BBC, PBS dive into Attenborough & Natural History Unit special ‘The Giant Sea Monster’

David Attenborough

The BBC has linked with PBS in the US on a new factual show from David Attenborough and BBC Studios Natural History Unit.

Attenborough And The Giant Sea Monster (working title) is a 60-minute special that follows Attenborough as he unearths the skull of a giant Pliosaur, one of the most ferocious Jurassic predators ever known.

The show explores how fossil experts believe the Pliosaur to be a completely new species, with experts working at a secret location setting out on a perilous expedition to excavate the skull.

It is being filmed on location across the UK and will combine science with storytelling, as well as “state-of-the-art CGI” to tell the tale of the predator, the BBC said.

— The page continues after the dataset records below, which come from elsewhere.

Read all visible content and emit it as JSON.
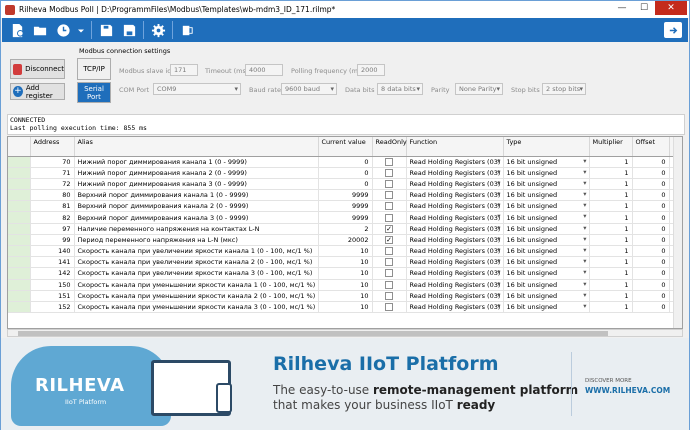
{
  "window": {
    "title": "Rilheva Modbus Poll | D:\\ProgrammFiles\\Modbus\\Templates\\wb-mdm3_ID_171.rilmp*",
    "minimize": "—",
    "maximize": "☐",
    "close": "✕"
  },
  "toolbar": {
    "icons": [
      "new-file-icon",
      "open-folder-icon",
      "clock-icon",
      "dropdown-arrow-icon",
      "save-icon",
      "save-as-icon",
      "settings-icon",
      "export-icon"
    ]
  },
  "connection": {
    "disconnect_label": "Disconnect",
    "add_register_label": "Add register",
    "group_label": "Modbus connection settings",
    "tcpip_label": "TCP/IP",
    "serial_label": "Serial Port",
    "slave_id_label": "Modbus slave id",
    "slave_id": "171",
    "timeout_label": "Timeout (ms)",
    "timeout": "4000",
    "polling_label": "Polling frequency (ms)",
    "polling": "2000",
    "com_port_label": "COM Port",
    "com_port": "COM9",
    "baud_label": "Baud rate",
    "baud": "9600 baud",
    "data_bits_label": "Data bits",
    "data_bits": "8 data bits",
    "parity_label": "Parity",
    "parity": "None Parity",
    "stop_bits_label": "Stop bits",
    "stop_bits": "2 stop bits"
  },
  "console": {
    "line1": "CONNECTED",
    "line2": "Last polling execution time: 855 ms"
  },
  "table": {
    "headers": [
      "Address",
      "Alias",
      "Current value",
      "ReadOnly",
      "Function",
      "Type",
      "Multiplier",
      "Offset",
      "De pla"
    ],
    "rows": [
      {
        "address": "70",
        "alias": "Нижний порог диммирования канала 1 (0 - 9999)",
        "value": "0",
        "readonly": false,
        "function": "Read Holding Registers (03)",
        "type": "16 bit unsigned",
        "multiplier": "1",
        "offset": "0"
      },
      {
        "address": "71",
        "alias": "Нижний порог диммирования канала 2 (0 - 9999)",
        "value": "0",
        "readonly": false,
        "function": "Read Holding Registers (03)",
        "type": "16 bit unsigned",
        "multiplier": "1",
        "offset": "0"
      },
      {
        "address": "72",
        "alias": "Нижний порог диммирования канала 3 (0 - 9999)",
        "value": "0",
        "readonly": false,
        "function": "Read Holding Registers (03)",
        "type": "16 bit unsigned",
        "multiplier": "1",
        "offset": "0"
      },
      {
        "address": "80",
        "alias": "Верхний порог диммирования канала 1 (0 - 9999)",
        "value": "9999",
        "readonly": false,
        "function": "Read Holding Registers (03)",
        "type": "16 bit unsigned",
        "multiplier": "1",
        "offset": "0"
      },
      {
        "address": "81",
        "alias": "Верхний порог диммирования канала 2 (0 - 9999)",
        "value": "9999",
        "readonly": false,
        "function": "Read Holding Registers (03)",
        "type": "16 bit unsigned",
        "multiplier": "1",
        "offset": "0"
      },
      {
        "address": "82",
        "alias": "Верхний порог диммирования канала 3 (0 - 9999)",
        "value": "9999",
        "readonly": false,
        "function": "Read Holding Registers (03)",
        "type": "16 bit unsigned",
        "multiplier": "1",
        "offset": "0"
      },
      {
        "address": "97",
        "alias": "Наличие переменного напряжения на контактах L-N",
        "value": "2",
        "readonly": true,
        "function": "Read Holding Registers (03)",
        "type": "16 bit unsigned",
        "multiplier": "1",
        "offset": "0"
      },
      {
        "address": "99",
        "alias": "Период переменного напряжения на L-N (мкс)",
        "value": "20002",
        "readonly": true,
        "function": "Read Holding Registers (03)",
        "type": "16 bit unsigned",
        "multiplier": "1",
        "offset": "0"
      },
      {
        "address": "140",
        "alias": "Скорость канала при увеличении яркости канала 1 (0 - 100, мс/1 %)",
        "value": "10",
        "readonly": false,
        "function": "Read Holding Registers (03)",
        "type": "16 bit unsigned",
        "multiplier": "1",
        "offset": "0"
      },
      {
        "address": "141",
        "alias": "Скорость канала при увеличении яркости канала 2 (0 - 100, мс/1 %)",
        "value": "10",
        "readonly": false,
        "function": "Read Holding Registers (03)",
        "type": "16 bit unsigned",
        "multiplier": "1",
        "offset": "0"
      },
      {
        "address": "142",
        "alias": "Скорость канала при увеличении яркости канала 3 (0 - 100, мс/1 %)",
        "value": "10",
        "readonly": false,
        "function": "Read Holding Registers (03)",
        "type": "16 bit unsigned",
        "multiplier": "1",
        "offset": "0"
      },
      {
        "address": "150",
        "alias": "Скорость канала при уменьшении яркости канала 1 (0 - 100, мс/1 %)",
        "value": "10",
        "readonly": false,
        "function": "Read Holding Registers (03)",
        "type": "16 bit unsigned",
        "multiplier": "1",
        "offset": "0"
      },
      {
        "address": "151",
        "alias": "Скорость канала при уменьшении яркости канала 2 (0 - 100, мс/1 %)",
        "value": "10",
        "readonly": false,
        "function": "Read Holding Registers (03)",
        "type": "16 bit unsigned",
        "multiplier": "1",
        "offset": "0"
      },
      {
        "address": "152",
        "alias": "Скорость канала при уменьшении яркости канала 3 (0 - 100, мс/1 %)",
        "value": "10",
        "readonly": false,
        "function": "Read Holding Registers (03)",
        "type": "16 bit unsigned",
        "multiplier": "1",
        "offset": "0"
      }
    ]
  },
  "banner": {
    "logo": "RILHEVA",
    "logo_sub": "IIoT Platform",
    "headline": "Rilheva IIoT Platform",
    "line1_a": "The easy-to-use ",
    "line1_b": "remote-management platform",
    "line2_a": "that makes your business IIoT ",
    "line2_b": "ready",
    "discover": "DISCOVER MORE",
    "url": "WWW.RILHEVA.COM"
  },
  "colors": {
    "toolbar": "#1f6ebb",
    "row_marker": "#dff0d8",
    "banner_accent": "#1a6ea8"
  }
}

PBS is coproducing with the BBC and the WNET Group.

Attenborough said: “Pliosaurs were the biggest and most formidable hunters in the Jurassic seas, the marine equivalent, you might say of T. Rex. The skull of this one is, by itself, over two metres long and armed with massive fangs.

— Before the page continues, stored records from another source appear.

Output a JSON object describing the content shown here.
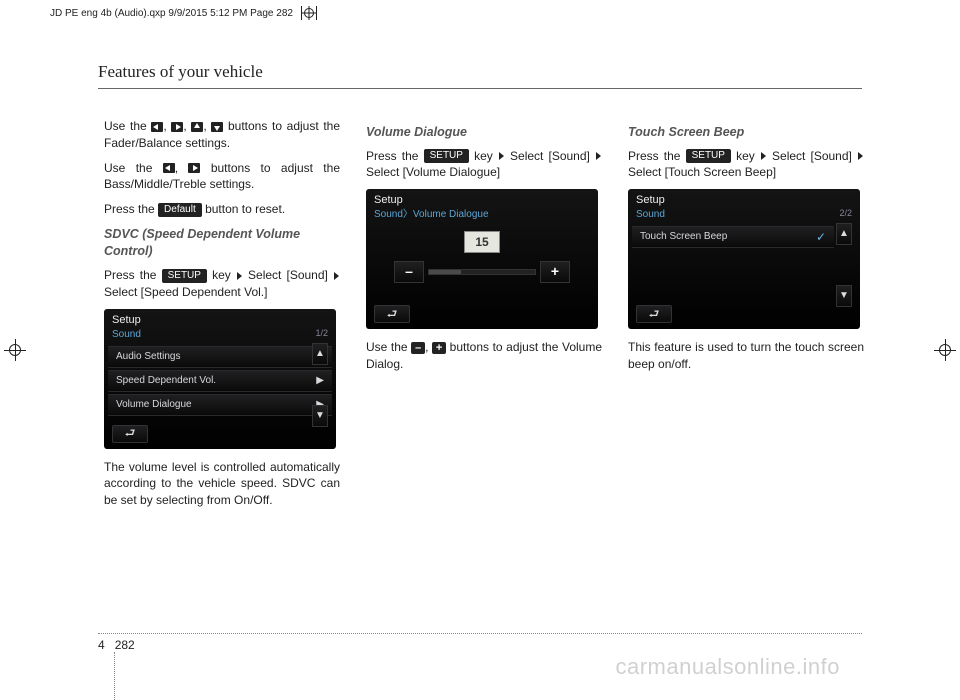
{
  "print_header": "JD PE eng 4b (Audio).qxp  9/9/2015  5:12 PM  Page 282",
  "section_title": "Features of your vehicle",
  "col1": {
    "p1a": "Use the ",
    "p1b": " buttons to adjust the Fader/Balance settings.",
    "p2a": "Use the ",
    "p2b": " buttons to adjust the Bass/Middle/Treble settings.",
    "p3a": "Press the ",
    "p3_btn": "Default",
    "p3b": " button to reset.",
    "sub1": "SDVC (Speed Dependent Volume Control)",
    "p4a": "Press the ",
    "p4_btn": "SETUP",
    "p4b": " key",
    "p4c": "Select [Sound]",
    "p4d": "Select [Speed Dependent Vol.]",
    "screen": {
      "title": "Setup",
      "subtitle": "Sound",
      "page": "1/2",
      "items": [
        "Audio Settings",
        "Speed Dependent Vol.",
        "Volume Dialogue"
      ]
    },
    "p5": "The volume level is controlled automatically according to the vehicle speed. SDVC can be set by selecting from On/Off."
  },
  "col2": {
    "sub": "Volume Dialogue",
    "p1a": "Press the ",
    "p1_btn": "SETUP",
    "p1b": " key",
    "p1c": "Select [Sound]",
    "p1d": "Select [Volume Dialogue]",
    "screen": {
      "title": "Setup",
      "subtitle": "Sound〉Volume Dialogue",
      "value": "15"
    },
    "p2a": "Use the ",
    "p2b": " buttons to adjust the Volume Dialog."
  },
  "col3": {
    "sub": "Touch Screen Beep",
    "p1a": "Press the ",
    "p1_btn": "SETUP",
    "p1b": " key",
    "p1c": "Select [Sound]",
    "p1d": "Select [Touch Screen Beep]",
    "screen": {
      "title": "Setup",
      "subtitle": "Sound",
      "page": "2/2",
      "items": [
        "Touch Screen Beep"
      ]
    },
    "p2": "This feature is used to turn the touch screen beep on/off."
  },
  "footer": {
    "chapter": "4",
    "page": "282"
  },
  "watermark": "carmanualsonline.info",
  "icons": {
    "minus": "–",
    "plus": "+"
  }
}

“Frustratingly, skulls, which can tell us most about an animal, are only too easily smashed before fossilisation but this one is virtually undamaged and promises to reveal all kinds of new details about these terrifying hunters that preyed on Lyme Regis’ better known ichthyosaurs.”

Jack Bootle, head of commissioning for specialist factual at the BBC, said: “David has filmed some of the world’s very best fossil animals, so the fact he’s so interested in this skull makes me unbelievably excited. This film promises to be a thrilling trip through time to a moment when monsters ruled the seas around Britain. I can’t wait for viewers to experience it.”